07.23.2005 14:16

Search for life on Titan will look at hydrogen, acetylene levels


As the Huygens probe descended through Titan's atmosphere, it sent data on the chemical make-up of the atmosphere. The data stream is being analyzed to break out readings on the hydrogen and acetylene concentrations.

New Scientist reports in Has Huygens found life on Titan? that Chris McKay and Heather Smith, of NASA's Ames Research Center in Moffet Field, California and the International Space University in Strasbourg, France, respectively, 'have worked out the likely diet of such organisms on Titan.'
McKay and Smith calculate that if methanogens are thriving on Titan, their breathing would deplete hydrogen levels near the surface to one-thousandth that of the rest of the atmosphere. Detecting this difference would be striking evidence for life, because no known non-biological process on Titan could affect hydrogen concentrations as much. ...

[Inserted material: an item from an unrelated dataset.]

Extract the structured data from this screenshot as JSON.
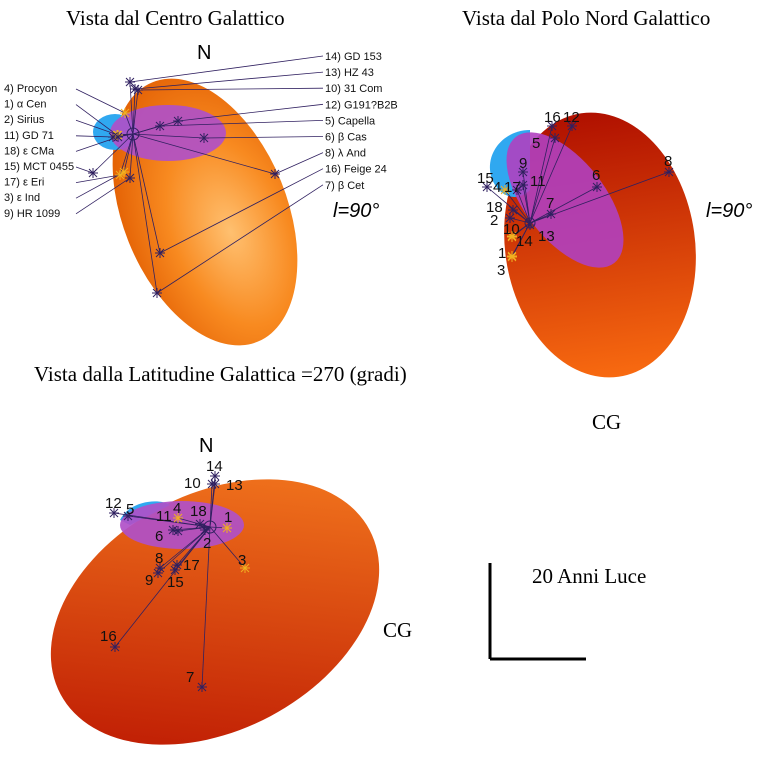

It will take time to analyse the raw data, partly because hydrogen's signal will have to be separated from those of other molecules. "Eventually, I hope, we will have numbers for at least upper limits for hydrogen," says Hasso Niemann of Goddard Space Flight Center in Maryland, principal investigator of the GCMS [the instrument which recorded atmosphereic chemical composition on descent and landing].

Acetylene could be easier to analyse, McKay says, and it too might betray life. "I would guess that there would be a similar fall-off of acetylene if the microbes are eating it." The work is to be published in the journal Icarus.
No timeframe is given for when results will appear.